To discuss the Leo Frank Case of 1913. Jan 23, 2011. 2:00 p.m.
To complement the exhibit Seeking Justice: The Leo Frank Case Revisited, the Anti-Defamation League (ADL) and Jewish Museum of Florida (JMOF) are cosponsoring a public seminar at the Museum, Sunday, January 23 at 2:00 pm, featuring the Miami premiere of the new feature-length documentary film, “The People v. Leo Frank.” There will be a discussion led by Atlanta attorney, Dale Schwartz, the lead counsel in the successful effort to obtain a posthumous pardon for Leo Frank in 1986.
THE CASE. Two unsolved murders that shook the nation in 1913. The murder of 13-year-old Mary Phagan and later lynching of Leo Frank, her supervisor at the National Pencil Company, galvanized public opinion. The tragic death of Mary Phagan, a white Christian girl, followed by the trial and conviction of Leo Frank, her Jewish supervisor, became topics of intense accusation and defense across the nation. Local vigilantes lynched Frank after Georgia’s governor commuted his death sentence.

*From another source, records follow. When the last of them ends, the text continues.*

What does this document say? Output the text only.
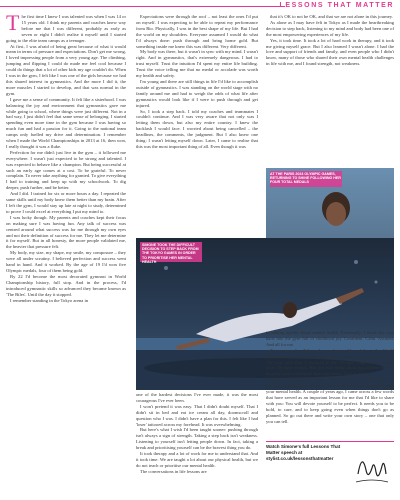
LESSONS THAT MATTER
T he first time I knew I was talented was when I was 14 or 15 years old. I think my parents and coaches knew way before me that I was different, probably as early as seven or eight I didn't realise it myself until I started going to the elite team camps as a teenager.

At first, I was afraid of being great because of what it would mean in terms of pressure and expectations. Don't get me wrong, I loved impressing people from a very young age. The climbing, jumping and flipping I could do made me feel cool because I could do things that a lot of other kids my age couldn't do. When I was in the gym, I felt like I was one of the girls because we had this shared interest in gymnastics. And the more I did it, the more muscles I started to develop, and that was normal in the gym.

I gave me a sense of community. It felt like a sisterhood. I was balancing the joy and environment that gymnastics gave me while going to school, where things were just different. Not in a bad way, I just didn't feel that same sense of belonging. I started spending even more time in the gym because I was having so much fun and had a passion for it. Going to the national team camps only fuelled my drive and determination. I remember when I made the World Championships in 2013 at 16, then won, I really thought it was a fluke.

Perfection for me didn't just live in the gym – it followed me everywhere. I wasn't just expected to be strong and talented. I was expected to behave like a champion. But being successful at such an early age comes at a cost. To be grateful. To never complain. To never take anything for granted. To give everything I had to training and keep up with my schoolwork. To dig deeper, push further, and be better.

And I did. I trained for six or more hours a day. I repeated the same skills until my body knew them better than my brain. After I left the gym, I would stay up late at night to study, determined to prove I could excel at everything I put my mind to.

I was lucky though. My parents and coaches kept their focus on making sure I was having fun. Any talk of success was centred around what success was for me through my own eyes and not their definition of success for me. They let me determine it for myself. But in all honesty, the more people validated me, the heavier that pressure felt.

My body, my size, my shape, my smile, my composure – they were all under scrutiny. I believed perfection and success went hand in hand. And it worked. By the age of 19 I'd won five Olympic medals, four of them being gold.

By 22 I'd become the most decorated gymnast in World Championship history, full stop. And in the process, I'd introduced gymnastic skills so advanced they became known as 'The Biles'. Until the day it stopped.

I remember standing in the Tokyo arena in

Expectations were through the roof – not least the ones I'd put on myself. I was expecting to be able to repeat my performance from Rio. Physically, I was in the best shape of my life. But I had the world on my shoulders. Everyone assumed I would do what I'd always done: push through and bring home gold. But something inside me knew this was different. Very different.

My body was there, but it wasn't in sync with my mind. I wasn't right. And in gymnastics, that's extremely dangerous. I had to trust myself. Trust the intuition I'd spent my entire life building. Trust the voice telling me that no medal or accolade was worth my health and safety.

I'm young and there are still things in life I'd like to accomplish outside of gymnastics. I was standing on the world stage with no family around me and had to weigh the odds of what life after gymnastics would look like if I were to push through and get injured.

So, I took a step back. I told my coaches and teammates I couldn't continue. And I was very aware that not only was I letting them down, but also my entire country. I knew the backlash I would face. I worried about being cancelled – the headlines, the comments, the judgment. But I also knew one thing: I wasn't letting myself down. Later, I came to realise that this was the most important thing of all. Even though it was

that it's OK to not be OK, and that we are not alone in this journey.

As alone as I may have felt in Tokyo as I made the heartbreaking decision to step back, listening to my mind and body had been one of the most empowering experiences of my life.

Yes, it took time. It took a lot of hard work in therapy, and it took me giving myself grace. But I also learned I wasn't alone. I had the love and support of friends and family, and even people who I didn't know, many of those who shared their own mental health challenges in life with me, and I found strength, not weakness.

AT THE PARIS 2024 OLYMPIC GAMES, RETURNING TO SHINE FOLLOWING HER FOUR TOTAL MEDALS
SIMONE TOOK THE DIFFICULT DECISION TO STEP BACK FROM THE TOKYO GAMES IN ORDER TO PRIORITISE HER MENTAL HEALTH

one of the hardest decisions I've ever made, it was the most courageous I've ever been.

I won't pretend it was easy. That I didn't doubt myself. That I didn't sit in bed and eat ice cream all day, doomscroll and question who I was. I didn't have a plan for this. I felt like I had 'loser' tattooed across my forehead. It was overwhelming.

But here's what I wish I'd been taught sooner: pushing through isn't always a sign of strength. Taking a step back isn't weakness. Listening to yourself isn't letting people down. In fact, taking a break and prioritising yourself can be the bravest thing you do.

It took therapy and a lot of work for me to understand that. And it took time. We are taught a lot about our physical health, but we do not teach or prioritise our mental health.

The conversations in life lessons are

in talking openly about mental health. Eventually, I made my way back into the gym full of childhood joy. Confident. Calm. Assured. And all for me.

Two years after Tokyo, I won four gold medals at the World Championships and became the most decorated gymnast in history. The year after that, I returned to the Olympic stage and won four more Olympic medals. But this isn't really about my achievements – because I am worth more than any medal. And so are you.

If there's one lesson I'd teach every child or every adult, today: no award, accolade, job success or even wealth is more important than your mental health. A couple of years ago, I came across a few words that have served as an important lesson for me that I'd like to share with you: You will devote yourself to be perfect. It needs you to be bold, to care, and to keep going even when things don't go as planned. So go out there and write your own story – one that only you can tell.

Watch Simone's full Lessons That Matter speech at stylist.co.uk/lessonsthatmatter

ABOUT THE FILM. “The People v. Leo Frank” sheds important light on the murder trial of Leo Frank and its aftermath. The case remains one of the most vexing episodes in American judicial history. Directed by the Emmy award-winning filmmaker Ben Loeterman and shot on location in Atlanta, the film depicts dramatic sequences created verbatim from transcripts, documents, and letters. A strong cast is led by Will Janowitz (The Sopranos) and Seth Gilliam (The Wire). Set against the backdrop of an American South struggling to shed its legacy of bigotry and xenophobia, the story is both a first-rate murder mystery and a thought-provoking look at racial, religious, regional and class prejudices in the early years of the 20th century.
ABOUT THE SPEAKER. A member of the bar of the United States Supreme Court and the Supreme Court of Georgia, Dale Schwartz attended Vanderbilt University, The George Washington University, and the University of Georgia, and earned his law degree at the University of Georgia, where he was an editor of the Georgia Law Review. He is a founding attorney of TROUTMAN SANDERS in Atlanta, at which he served as a partner for over 25 years, and is currently a principal of Dale M. Schwartz & Associates, LLP. He also is an Adjunct Professor of Immigration Law at Emory University School of Law, as well as a former co-chairman of the Immigration Law Committee of the Section of Litigation of the American Bar Association.
Mr. Schwartz is a past president of the American Immigration Lawyers Association (1986-87) and serves on a number of national boards of organizations concerned with immigration and refugee matters. He has testified as an expert witness before committees of the U.S. House of Representatives and the U.S. Senate on immigration legislation and is involved in the representation of companies, universities, and employees to obtain immigration benefits for persons seeking to come to, or remain in, the U.S. Schwartz was appointed to serve as lead counsel in the class action in 1980 for the Mariel Cubans who came to America and were detained in federal prisons. As the result of this litigation and the huge amount of publicity the case engendered, 1000s of non-criminal and non-violent Cubans were released from jails.
Dale Schwartz was president of Jewish Family Services in Atlanta for five years and chairman of the Southeastern Region of the Anti-Defamation League, on whose national board he serves on the Executive Committee.